One of the things reading a lot of fiction teaches you is that everything we rely on in the real world is made up. We are narrative beings and we rely on the power of stories to guide our everyday lives. Very little of our experiences and the systems we live in are based on cold facts. Most of the stories we tell ourselves do no have neat structures, with a beginning, a middle and an end, but are beliefs we hold that change how we view the world.

I was thinking about this recently in the context of the media. Our tabloids are hugely partisan, selling stories of hate and division to sell more papers. You only need to glance at the language used in The Daily Mail to see this explicitly in action. The ongoing narratives they tell change the world and have profound impacts on current events, such as Brexit last year. Still, in this age of declining newspaper sales, they are trusted beyond other forms of media. The stories they weave have considerable impact. The biases are enacted on a national scale.

The problem is, there is no such thing as the perfect, unbiased newspaper. I don’t like the story the tabloids are selling, but the newspapers I read are still weaving a narrative. It is just one that fits my worldview better. It is simply impossible to remove all editorial bias and present the facts plainly. Even if the news was a dry list with all emotional words removed, whichever story you chose to tell first will have more impact. The placing, emphasis and selection of stories will add emphasis to some stories and remove it from others. There’s no way to present the events without telling a narrative. The recent concern about fake news has shown there is too much information out there. People will decide upon a viewpoint and will look for news that confirms it. Traditional media does the same thing, to a higher editorial standard. It chooses the events it considers important and shows a view of the world that is highly selective.

It’s not just the media that suffers from this narrative impulse. Each one of us suffers from selection bias. Look at how we construct our past. We tell ourselves a story of how we came to be in our current situation and where we are going. We edit memories and select ones that support the story, ignoring the others. Human beings are terrible eyewitnesses, mostly because of this editing we do in our heads. It’s the same as the media. There is too much information to process at any one time, so we select and edit. In short, we tell ourselves a story of our lives. We create ourselves based on this story every day.

As well as our sense of self being a story, the people we meet every day become characters. We meet people and within seconds we make many wide sweeping generalisations about them. From that point, it is hard to shake the assumptions we have made about them in fleeting moments. Other people become actors in a story that we make as we go along.

If our whole sense of self is based on a selective narrative, then the systems and beliefs we hold about the world are subject to the same flaws. Our view of the world around us is based on a story. Which means it is incomplete. The more you look, the more you see it. History is just a story a nation tells itself to justify its existence. The economy is a story we tell based on strange, random factors. All the systems we have built, every establishment is based on a story of how the world functions. Everything humans do and achieve starts with a narrative of where we have come from. Or alternatively, it starts with a story of what can happen in the future. The same structure recurs over and over again. Stories are not just an idle pursuit to read on a lazy sunday afternoon, they are the very essence of our being and our existence. They are essential as a tool to survive in the chaos of a random, uncaring universe. We need stories to live. It’s the only way we can understand the infinite complexity around us.

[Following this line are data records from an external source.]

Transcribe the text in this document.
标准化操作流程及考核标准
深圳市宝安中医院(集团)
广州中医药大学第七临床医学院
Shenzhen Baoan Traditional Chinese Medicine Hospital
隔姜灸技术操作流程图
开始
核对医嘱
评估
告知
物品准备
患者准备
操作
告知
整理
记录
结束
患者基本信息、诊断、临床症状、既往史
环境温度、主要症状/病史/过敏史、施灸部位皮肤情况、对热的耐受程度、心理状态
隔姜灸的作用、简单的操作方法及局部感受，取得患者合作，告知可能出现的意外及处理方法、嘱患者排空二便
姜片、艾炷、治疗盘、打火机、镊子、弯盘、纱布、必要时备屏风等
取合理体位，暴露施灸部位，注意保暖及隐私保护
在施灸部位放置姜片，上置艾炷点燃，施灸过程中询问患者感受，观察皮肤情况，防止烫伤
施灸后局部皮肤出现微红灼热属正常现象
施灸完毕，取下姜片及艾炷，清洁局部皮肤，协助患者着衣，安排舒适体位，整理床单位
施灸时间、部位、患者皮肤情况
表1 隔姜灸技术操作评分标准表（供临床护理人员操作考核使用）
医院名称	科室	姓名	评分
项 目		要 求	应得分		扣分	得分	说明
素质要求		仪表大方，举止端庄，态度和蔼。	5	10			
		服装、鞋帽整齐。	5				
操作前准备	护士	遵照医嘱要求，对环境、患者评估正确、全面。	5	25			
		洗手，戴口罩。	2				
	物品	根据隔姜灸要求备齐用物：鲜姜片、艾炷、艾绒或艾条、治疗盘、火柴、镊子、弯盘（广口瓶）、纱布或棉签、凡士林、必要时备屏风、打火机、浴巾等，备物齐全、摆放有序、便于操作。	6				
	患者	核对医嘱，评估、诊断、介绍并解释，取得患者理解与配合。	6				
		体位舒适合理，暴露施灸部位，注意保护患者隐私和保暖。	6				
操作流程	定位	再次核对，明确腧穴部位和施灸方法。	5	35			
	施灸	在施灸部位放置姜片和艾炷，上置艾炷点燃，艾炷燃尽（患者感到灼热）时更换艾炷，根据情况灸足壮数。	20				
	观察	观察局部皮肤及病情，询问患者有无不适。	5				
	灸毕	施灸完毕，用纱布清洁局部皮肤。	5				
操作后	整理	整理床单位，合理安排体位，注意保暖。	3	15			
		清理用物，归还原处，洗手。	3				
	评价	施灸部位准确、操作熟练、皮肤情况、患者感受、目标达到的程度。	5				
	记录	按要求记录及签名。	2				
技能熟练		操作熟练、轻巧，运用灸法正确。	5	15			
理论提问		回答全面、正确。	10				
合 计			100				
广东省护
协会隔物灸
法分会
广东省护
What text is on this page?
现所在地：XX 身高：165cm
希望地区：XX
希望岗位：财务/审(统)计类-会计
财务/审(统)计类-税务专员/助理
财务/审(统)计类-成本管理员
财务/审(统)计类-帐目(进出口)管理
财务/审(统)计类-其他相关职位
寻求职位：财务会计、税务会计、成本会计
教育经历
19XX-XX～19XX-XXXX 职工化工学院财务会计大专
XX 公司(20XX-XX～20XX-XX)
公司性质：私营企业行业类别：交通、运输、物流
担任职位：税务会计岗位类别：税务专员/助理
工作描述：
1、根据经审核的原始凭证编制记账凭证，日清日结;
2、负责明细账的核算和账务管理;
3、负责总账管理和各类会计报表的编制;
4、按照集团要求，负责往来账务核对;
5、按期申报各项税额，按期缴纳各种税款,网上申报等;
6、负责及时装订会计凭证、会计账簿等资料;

Even this article has been changed to fix a narrative. I said earlier I had thought of this when seeing the recent media bias, but that was a lie to better fit the story of the article. In reality, these ideas have been percolating for years, from several different sources and unconscious thoughts. But that didn’t fit the story I was telling.

So what can we do about it? My instinct is; there’s not a lot we can do. We can be aware of our desire for narrative and seek out blind spots. We can try to work together and establish facts, no matter how hard or inconvenient. My main feeling is that humans are hardwired for storytelling, that this is how we communicate and lead our lives, through an ongoing story that we all contribute to. Writers of fiction can change the story and alter it. Stories are the basis of who we are. They have changed the world again and again. We can tell better stories together. We can change the narratives around us. After all, if everything is a tale, that means everything can be changed. We can work towards a better story, kind instead of cruel, we instead of I. We just need to tell ourselves a different narrative.